I'm by no means an expert but the pcr testing is inadequate because it simply captures genetic material,what are they comparing that to,since there's never been a a gold standard to compare it with initially? Dr. Andrew Kaufman gives his insight here.
Regarding Koch's postulate, whether it's the 1937 Rivers-modified or the original from 1890, the postulate is borderline useless today. These days we have high-throughput DNA and RNA sequencing, PCR, ELISA, protein sequencing, electron microscopies and other more highly precise tools. There has been an ever increasing list of organisms or viruses that have become the exception to Koch's postulate when determining disease causality.
When the Nature article was published in 2003 regarding SARS-CoV-1 (SARS) meeting the Rivers-modified criteria, sure, it was great that it met those criteria and it was possibly helpful in determining the virus' etiology. But at that time, high-throughput DNA/RNA sequencing had not taken off commercially until the mid to late 2000's. Now determining whether it meets Koch's postulate or it doesn't, it adds little value in determining casuality today. Despite Kaufman's focus on psychiatry for at least the last decade and half and not on molecular biology or microbiology, I'd expect more from him. Either he's just ignorant or he's willfully ignorant.
Kaufman also brings up the possibility of exosomes being the causal agent in the slides. Admittedly, I had to look whether exosomes can confer an immune response even though it's endogenously made, and yes, it's possible. However, what was found in the isolated particle is a surface S (spike) protein very structurally similar to those found on the surface of those viruses found belonging to the coronavirus family. One can suggest that's a coincidence, but I am sure has conclusively determine that's an S protein from a coronavirus through mass spectrometry and proteomic sequencing. So there are now two possibilities, either a) it's a coronavirus, or b) a coronavirus infected that cell, incorporated it's genetic payload to that cell's genome, synthesized the S protein, and part of that cell was shed off as vesicle that forms an exosome that has the S protein on it.
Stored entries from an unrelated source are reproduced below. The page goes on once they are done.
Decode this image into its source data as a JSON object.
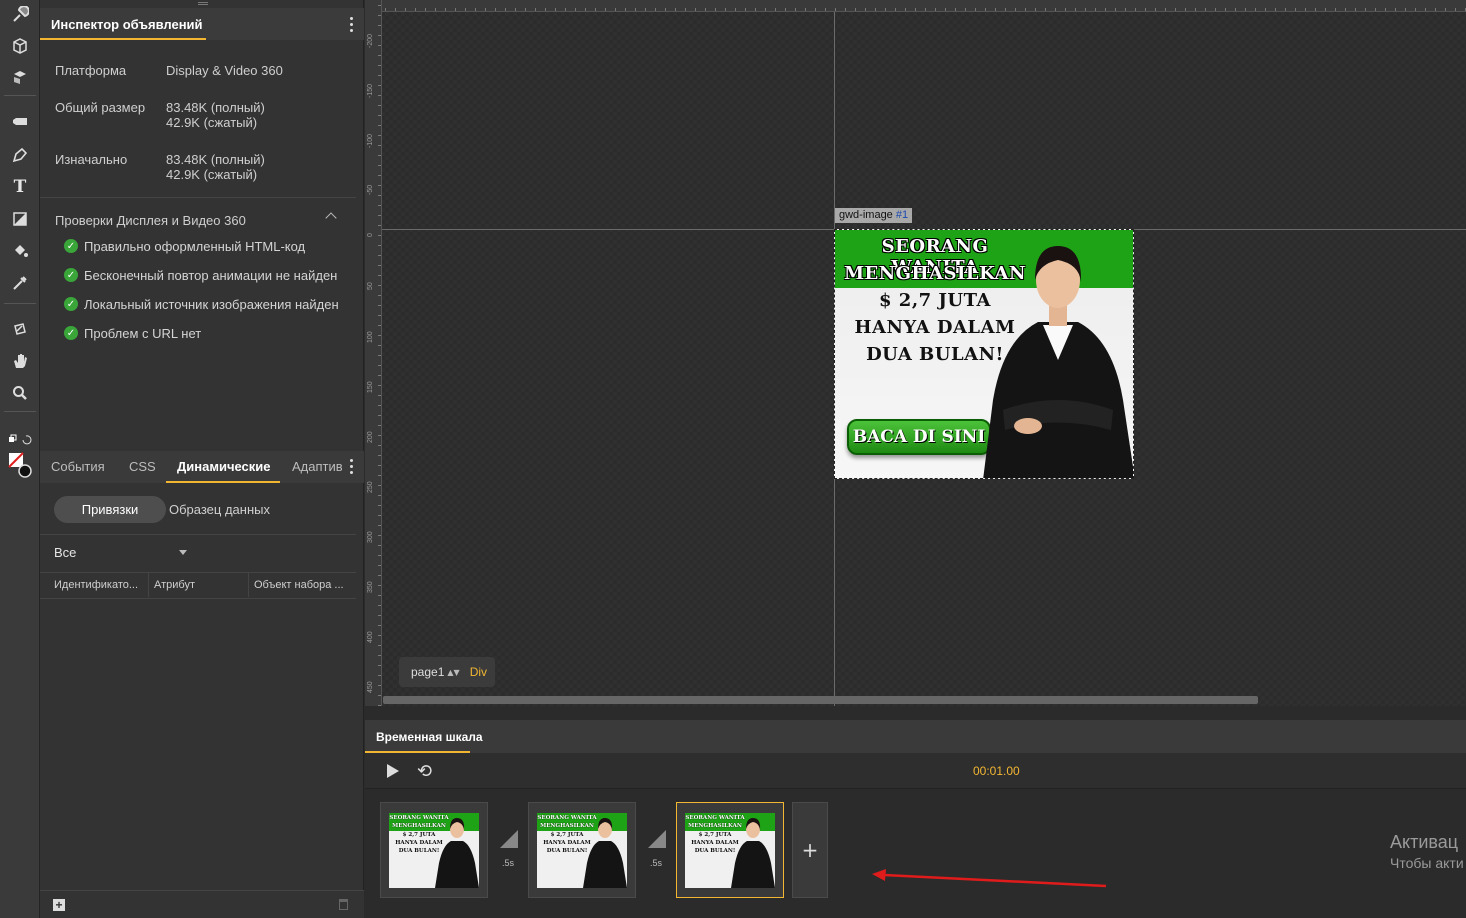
{
  "toolbar": {
    "tools": [
      "brush-tool-icon",
      "3d-object-icon",
      "3d-rotate-icon",
      "tag-tool-icon",
      "pen-tool-icon",
      "text-tool-icon",
      "shape-tool-icon",
      "fill-tool-icon",
      "eyedropper-icon",
      "3d-translate-icon",
      "hand-tool-icon",
      "zoom-icon",
      "swap-colors-icon",
      "color-swatch-icon"
    ],
    "text_tool_glyph": "T"
  },
  "inspector": {
    "title": "Инспектор объявлений",
    "rows": [
      {
        "label": "Платформа",
        "value1": "Display & Video 360",
        "value2": ""
      },
      {
        "label": "Общий размер",
        "value1": "83.48K (полный)",
        "value2": "42.9K (сжатый)"
      },
      {
        "label": "Изначально",
        "value1": "83.48K (полный)",
        "value2": "42.9K (сжатый)"
      }
    ],
    "checks_title": "Проверки Дисплея и Видео 360",
    "checks": [
      "Правильно оформленный HTML-код",
      "Бесконечный повтор анимации не найден",
      "Локальный источник изображения найден",
      "Проблем с URL нет"
    ],
    "check_mark": "✓"
  },
  "lower_panel": {
    "tabs": [
      "События",
      "CSS",
      "Динамические",
      "Адаптив"
    ],
    "active_tab": "Динамические",
    "pill_active": "Привязки",
    "pill_other": "Образец данных",
    "filter": "Все",
    "columns": [
      "Идентификато...",
      "Атрибут",
      "Объект набора ..."
    ],
    "add_glyph": "+"
  },
  "stage": {
    "tag_name": "gwd-image",
    "tag_num": "#1",
    "ruler_left_ticks": [
      "-200",
      "-150",
      "-100",
      "-50",
      "0",
      "50",
      "100",
      "150",
      "200",
      "250",
      "300",
      "350",
      "400",
      "450"
    ],
    "ad": {
      "lines": [
        "SEORANG WANITA",
        "MENGHASILKAN",
        "$ 2,7 JUTA",
        "HANYA DALAM",
        "DUA BULAN!"
      ],
      "button": "BACA DI SINI"
    },
    "page": "page1",
    "page_arrows": "▲▼",
    "element": "Div"
  },
  "timeline": {
    "tab": "Временная шкала",
    "loop_glyph": "⟲",
    "time": "00:01.00",
    "transitions": [
      ".5s",
      ".5s"
    ],
    "add_glyph": "+",
    "thumb_lines": [
      "SEORANG WANITA",
      "MENGHASILKAN",
      "$ 2,7 JUTA",
      "HANYA DALAM",
      "DUA BULAN!"
    ]
  },
  "watermark": {
    "line1": "Активац",
    "line2": "Чтобы акти"
  },
  "colors": {
    "accent": "#f2b632",
    "check_green": "#3aa63a",
    "ad_green": "#1fa316",
    "annotation_arrow": "#e01b1b"
  }
}
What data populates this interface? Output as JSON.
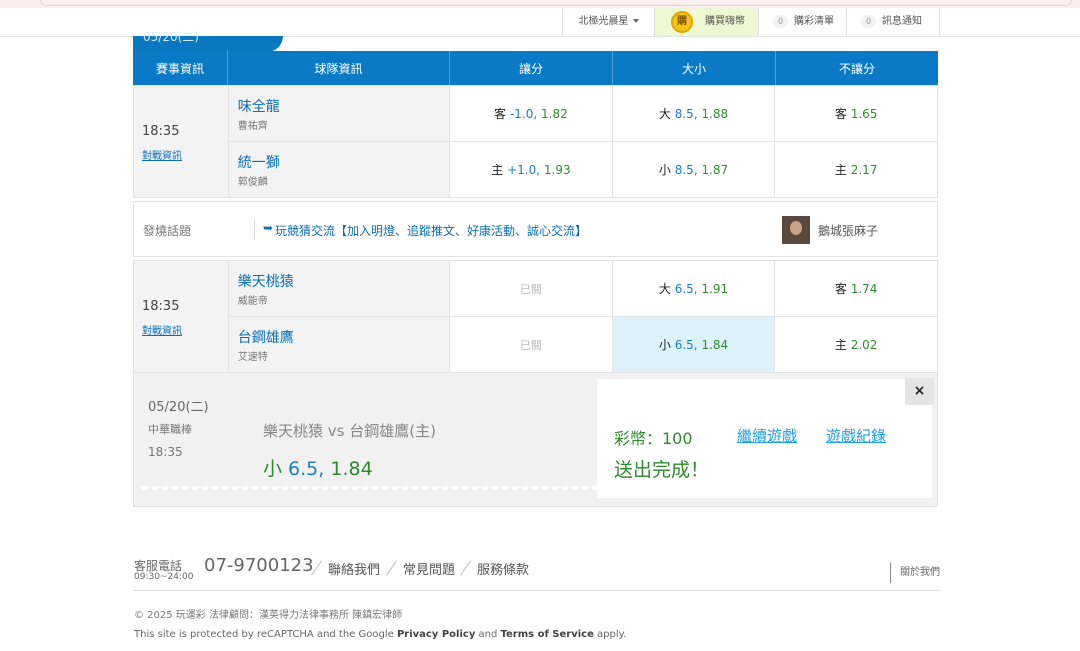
{
  "topbar": {
    "user": "北極光晨星",
    "coin_icon_text": "購",
    "coin_label": "購買嗨幣",
    "cart_count": "0",
    "cart_label": "購彩清單",
    "notice_count": "0",
    "notice_label": "訊息通知"
  },
  "date_tab": "05/20(二)",
  "headers": [
    "賽事資訊",
    "球隊資訊",
    "讓分",
    "大小",
    "不讓分"
  ],
  "games": [
    {
      "time": "18:35",
      "vs_link": "對戰資訊",
      "away": {
        "team": "味全龍",
        "pitcher": "曹祐齊",
        "spread_side": "客",
        "spread_hcp": "-1.0",
        "spread_odds": "1.82",
        "ou_side": "大",
        "ou_line": "8.5",
        "ou_odds": "1.88",
        "ml_side": "客",
        "ml_odds": "1.65"
      },
      "home": {
        "team": "統一獅",
        "pitcher": "郭俊麟",
        "spread_side": "主",
        "spread_hcp": "+1.0",
        "spread_odds": "1.93",
        "ou_side": "小",
        "ou_line": "8.5",
        "ou_odds": "1.87",
        "ml_side": "主",
        "ml_odds": "2.17"
      }
    },
    {
      "time": "18:35",
      "vs_link": "對戰資訊",
      "away": {
        "team": "樂天桃猿",
        "pitcher": "威能帝",
        "spread_closed": "已關",
        "ou_side": "大",
        "ou_line": "6.5",
        "ou_odds": "1.91",
        "ml_side": "客",
        "ml_odds": "1.74"
      },
      "home": {
        "team": "台鋼雄鷹",
        "pitcher": "艾速特",
        "spread_closed": "已關",
        "ou_side": "小",
        "ou_line": "6.5",
        "ou_odds": "1.84",
        "ml_side": "主",
        "ml_odds": "2.02"
      }
    }
  ],
  "topic": {
    "label": "發燒話題",
    "arrow": "➥",
    "text": "玩競猜交流【加入明燈、追蹤推文、好康活動、誠心交流】",
    "user": "鵝城張麻子"
  },
  "confirm": {
    "date": "05/20(二)",
    "league": "中華職棒",
    "time": "18:35",
    "match": "樂天桃猿 vs 台鋼雄鷹(主)",
    "bet_side": "小 ",
    "bet_line": "6.5,",
    "bet_odds": " 1.84",
    "coins": "彩幣：100",
    "continue_label": "繼續遊戲",
    "history_label": "遊戲紀錄",
    "status": "送出完成！",
    "close": "×"
  },
  "footer": {
    "service_label": "客服電話",
    "hours": "09:30~24:00",
    "phone": "07-9700123",
    "links": [
      "聯絡我們",
      "常見問題",
      "服務條款"
    ],
    "about": "關於我們",
    "copyright": "© 2025 玩運彩 法律顧問：漢英得力法律事務所 陳鎮宏律師",
    "recaptcha_pre": "This site is protected by reCAPTCHA and the Google ",
    "privacy": "Privacy Policy",
    "and": " and ",
    "terms": "Terms of Service",
    "apply": " apply."
  },
  "colors": {
    "header_blue": "#0a7ac6",
    "odds_green": "#2e8b2e",
    "link_blue": "#0a6fb5",
    "selected_bg": "#ddf1fb"
  }
}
Both would confer an immune response and eventual antibody production by the B cell. But it's unlikely the latter is the causal agent because the latter will not cause the pathogenic cellular destruction like we've seen on chest X-rays and renal glomerular biopsies. In either scenarios, that person is infected with coronavirus and either is affected or is an asymptomatic carrier.
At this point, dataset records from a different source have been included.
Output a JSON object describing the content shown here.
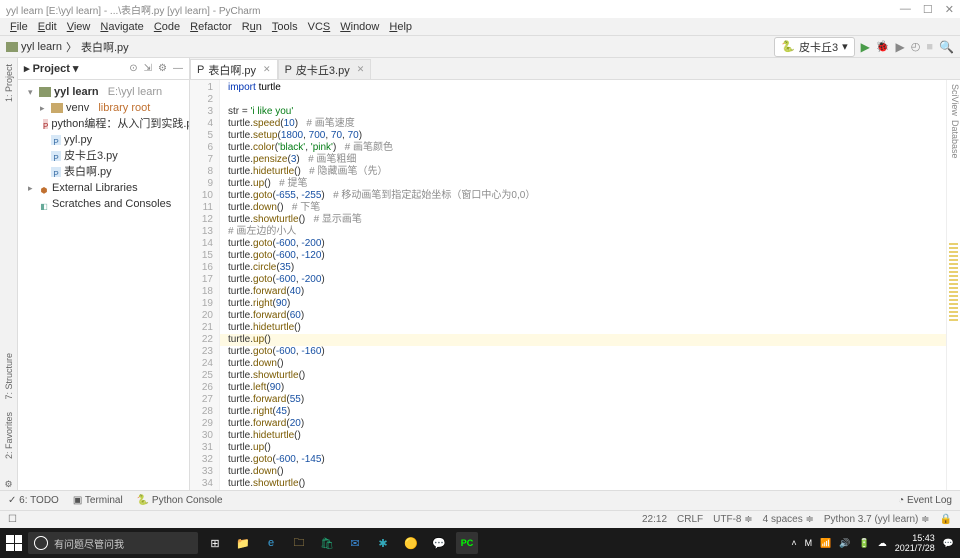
{
  "title": "yyl learn [E:\\yyl learn] - ...\\表白啊.py [yyl learn] - PyCharm",
  "menu": [
    "File",
    "Edit",
    "View",
    "Navigate",
    "Code",
    "Refactor",
    "Run",
    "Tools",
    "VCS",
    "Window",
    "Help"
  ],
  "breadcrumbs": {
    "root": "yyl learn",
    "file": "表白啊.py"
  },
  "runcfg": "皮卡丘3",
  "project_panel_title": "Project",
  "tree": {
    "root": {
      "name": "yyl learn",
      "path": "E:\\yyl learn"
    },
    "venv": "venv",
    "venv_note": "library root",
    "pdf": "python编程：从入门到实践.pdf",
    "py1": "yyl.py",
    "py2": "皮卡丘3.py",
    "py3": "表白啊.py",
    "ext": "External Libraries",
    "scr": "Scratches and Consoles"
  },
  "tabs": [
    {
      "label": "表白啊.py",
      "active": true
    },
    {
      "label": "皮卡丘3.py",
      "active": false
    }
  ],
  "code_lines": [
    {
      "n": 1,
      "h": "<span class='im'>import</span> <span class='mod'>turtle</span>"
    },
    {
      "n": 2,
      "h": ""
    },
    {
      "n": 3,
      "h": "str = <span class='str'>'i like you'</span>"
    },
    {
      "n": 4,
      "h": "turtle.<span class='fn'>speed</span>(<span class='num'>10</span>)   <span class='cmt'># 画笔速度</span>"
    },
    {
      "n": 5,
      "h": "turtle.<span class='fn'>setup</span>(<span class='num'>1800</span>, <span class='num'>700</span>, <span class='num'>70</span>, <span class='num'>70</span>)"
    },
    {
      "n": 6,
      "h": "turtle.<span class='fn'>color</span>(<span class='str'>'black'</span>, <span class='str'>'pink'</span>)   <span class='cmt'># 画笔颜色</span>"
    },
    {
      "n": 7,
      "h": "turtle.<span class='fn'>pensize</span>(<span class='num'>3</span>)   <span class='cmt'># 画笔粗细</span>"
    },
    {
      "n": 8,
      "h": "turtle.<span class='fn'>hideturtle</span>()   <span class='cmt'># 隐藏画笔（先）</span>"
    },
    {
      "n": 9,
      "h": "turtle.<span class='fn'>up</span>()   <span class='cmt'># 提笔</span>"
    },
    {
      "n": 10,
      "h": "turtle.<span class='fn'>goto</span>(<span class='num'>-655</span>, <span class='num'>-255</span>)   <span class='cmt'># 移动画笔到指定起始坐标（窗口中心为0,0）</span>"
    },
    {
      "n": 11,
      "h": "turtle.<span class='fn'>down</span>()   <span class='cmt'># 下笔</span>"
    },
    {
      "n": 12,
      "h": "turtle.<span class='fn'>showturtle</span>()   <span class='cmt'># 显示画笔</span>"
    },
    {
      "n": 13,
      "h": "<span class='cmt'># 画左边的小人</span>"
    },
    {
      "n": 14,
      "h": "turtle.<span class='fn'>goto</span>(<span class='num'>-600</span>, <span class='num'>-200</span>)"
    },
    {
      "n": 15,
      "h": "turtle.<span class='fn'>goto</span>(<span class='num'>-600</span>, <span class='num'>-120</span>)"
    },
    {
      "n": 16,
      "h": "turtle.<span class='fn'>circle</span>(<span class='num'>35</span>)"
    },
    {
      "n": 17,
      "h": "turtle.<span class='fn'>goto</span>(<span class='num'>-600</span>, <span class='num'>-200</span>)"
    },
    {
      "n": 18,
      "h": "turtle.<span class='fn'>forward</span>(<span class='num'>40</span>)"
    },
    {
      "n": 19,
      "h": "turtle.<span class='fn'>right</span>(<span class='num'>90</span>)"
    },
    {
      "n": 20,
      "h": "turtle.<span class='fn'>forward</span>(<span class='num'>60</span>)"
    },
    {
      "n": 21,
      "h": "turtle.<span class='fn'>hideturtle</span>()"
    },
    {
      "n": 22,
      "h": "turtle.<span class='fn'>up</span>()",
      "hl": true
    },
    {
      "n": 23,
      "h": "turtle.<span class='fn'>goto</span>(<span class='num'>-600</span>, <span class='num'>-160</span>)"
    },
    {
      "n": 24,
      "h": "turtle.<span class='fn'>down</span>()"
    },
    {
      "n": 25,
      "h": "turtle.<span class='fn'>showturtle</span>()"
    },
    {
      "n": 26,
      "h": "turtle.<span class='fn'>left</span>(<span class='num'>90</span>)"
    },
    {
      "n": 27,
      "h": "turtle.<span class='fn'>forward</span>(<span class='num'>55</span>)"
    },
    {
      "n": 28,
      "h": "turtle.<span class='fn'>right</span>(<span class='num'>45</span>)"
    },
    {
      "n": 29,
      "h": "turtle.<span class='fn'>forward</span>(<span class='num'>20</span>)"
    },
    {
      "n": 30,
      "h": "turtle.<span class='fn'>hideturtle</span>()"
    },
    {
      "n": 31,
      "h": "turtle.<span class='fn'>up</span>()"
    },
    {
      "n": 32,
      "h": "turtle.<span class='fn'>goto</span>(<span class='num'>-600</span>, <span class='num'>-145</span>)"
    },
    {
      "n": 33,
      "h": "turtle.<span class='fn'>down</span>()"
    },
    {
      "n": 34,
      "h": "turtle.<span class='fn'>showturtle</span>()"
    }
  ],
  "bottom_tools": {
    "todo": "TODO",
    "todo_n": "6:",
    "terminal": "Terminal",
    "pyconsole": "Python Console",
    "eventlog": "Event Log"
  },
  "status": {
    "pos": "22:12",
    "crlf": "CRLF",
    "enc": "UTF-8",
    "spaces": "4 spaces",
    "interp": "Python 3.7 (yyl learn)"
  },
  "taskbar": {
    "search_placeholder": "有问题尽管问我",
    "time": "15:43",
    "date": "2021/7/28"
  },
  "siderail": {
    "proj": "1: Project",
    "struct": "7: Structure",
    "fav": "2: Favorites",
    "sci": "SciView",
    "db": "Database"
  }
}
Now regarding having the original viral samples from the Hubei province, I agree it'd be advantageous to have that rather than just the genetic sequence. Geopolitical and finger-pointing aside, this would be helpful in understanding the origin of the virus by tracing how a zoonotic virus jumped from animal to human. I've not been following that front as much, but last I heard it was either a bat, civet, or pangolin. Have there been any additional culprit or conclusion? Last I heard, the virus found in pangolins had about 99% commonality to the virus in Western U.S. Frankly, while I don't think it's been "bioengineered," with some additional reporting in the last 2 months, I can no longer rule out whether the virus "escaped" from the lab in Wuhan. That is very much a possibility, IMO. Either way, a wholesome, unbiased investigation ought to have taken place, but I doubt the CCP would allow that even before international relations turned to their current icy state.
TL;DR:
1) Koch postulate is not the gold standard method in determining disease causality today because of more precise tools in helping confirm or strongly determine causality. Frankly, someone that should know better who thinks that being a major factor has me questioning whether they are truly being inquisitive in good faith or have some sort of agenda to push.
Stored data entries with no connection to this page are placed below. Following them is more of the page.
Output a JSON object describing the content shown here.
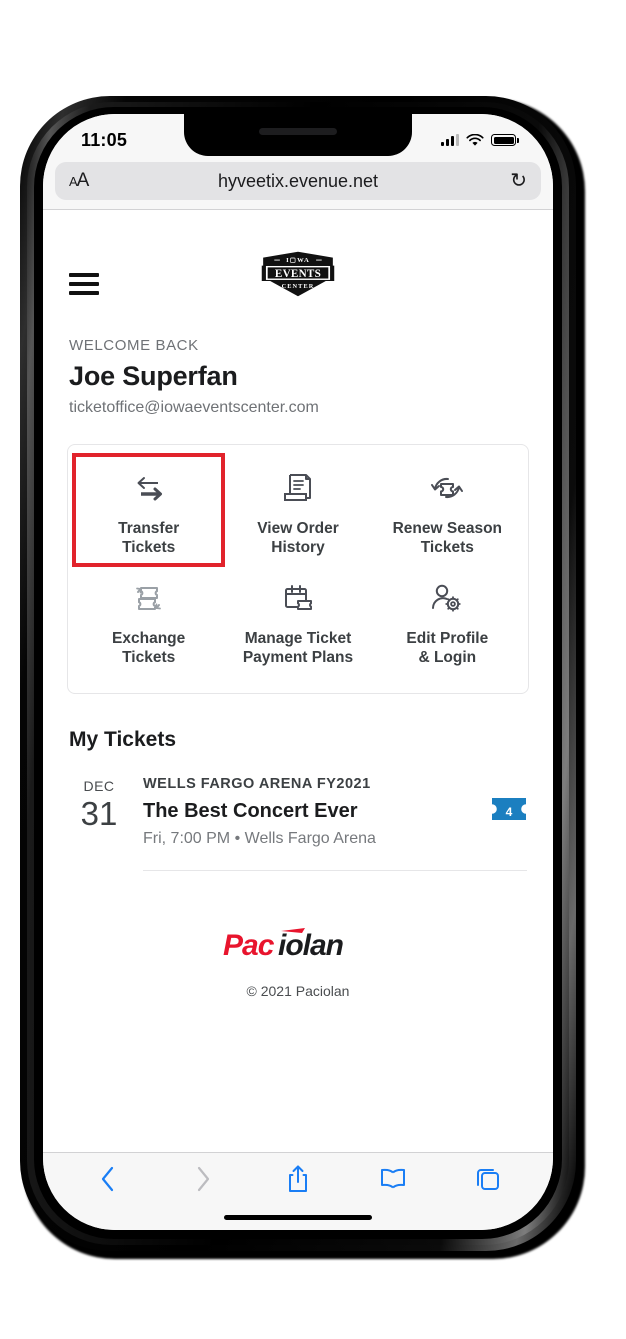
{
  "device": {
    "statusbar": {
      "clock": "11:05",
      "signal_icon": "cellular-signal-icon",
      "wifi_icon": "wifi-icon",
      "battery_icon": "battery-full-icon"
    },
    "browser": {
      "page_settings_label": "AA",
      "url": "hyveetix.evenue.net",
      "reload_icon": "reload-icon",
      "toolbar": [
        {
          "name": "back-button",
          "icon": "chevron-left-icon",
          "enabled": true
        },
        {
          "name": "forward-button",
          "icon": "chevron-right-icon",
          "enabled": false
        },
        {
          "name": "share-button",
          "icon": "share-icon",
          "enabled": true
        },
        {
          "name": "bookmarks-button",
          "icon": "book-icon",
          "enabled": true
        },
        {
          "name": "tabs-button",
          "icon": "tabs-icon",
          "enabled": true
        }
      ]
    }
  },
  "site": {
    "menu_icon": "hamburger-menu-icon",
    "logo": {
      "name": "iowa-events-center-logo",
      "top_text": "IOWA",
      "mid_text": "EVENTS",
      "bottom_text": "CENTER"
    }
  },
  "account": {
    "welcome_label": "WELCOME BACK",
    "name": "Joe Superfan",
    "email": "ticketoffice@iowaeventscenter.com"
  },
  "actions": {
    "highlight_color": "#e1232b",
    "tiles": [
      {
        "id": "transfer-tickets",
        "label": "Transfer\nTickets",
        "icon": "transfer-arrows-icon",
        "highlighted": true
      },
      {
        "id": "view-order-history",
        "label": "View Order\nHistory",
        "icon": "receipt-scroll-icon",
        "highlighted": false
      },
      {
        "id": "renew-season-tickets",
        "label": "Renew Season\nTickets",
        "icon": "ticket-refresh-icon",
        "highlighted": false
      },
      {
        "id": "exchange-tickets",
        "label": "Exchange\nTickets",
        "icon": "ticket-exchange-icon",
        "highlighted": false
      },
      {
        "id": "manage-ticket-payment-plans",
        "label": "Manage Ticket\nPayment Plans",
        "icon": "calendar-ticket-icon",
        "highlighted": false
      },
      {
        "id": "edit-profile-login",
        "label": "Edit Profile\n& Login",
        "icon": "person-gear-icon",
        "highlighted": false
      }
    ]
  },
  "my_tickets": {
    "heading": "My Tickets",
    "events": [
      {
        "month": "DEC",
        "day": "31",
        "category": "WELLS FARGO ARENA FY2021",
        "title": "The Best Concert Ever",
        "meta": "Fri, 7:00 PM • Wells Fargo Arena",
        "quantity": "4",
        "quantity_badge_color": "#1b7fc0"
      }
    ]
  },
  "footer": {
    "logo_name": "paciolan-logo",
    "logo_text_red": "Pac",
    "logo_text_dark": "iolan",
    "logo_red": "#e8142d",
    "logo_dark": "#1b1c1e",
    "copyright": "© 2021 Paciolan"
  }
}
2) The exosome theory doesn't sound solid to me. Exosomes would not lead to the pathogenecity that has been documented.
3) And it'd be nice to have the original sequence from the first 25-50 patients in the Hubei province, or better yet, from patient zero. We don't because either it was incidentally or willfully, depending on one's level of skepticism, destroyed, so we work with what we have, and what we have are isolated viral genomes from patients that have 99% genetic biosimilarity to coronaviruses found in pangolins.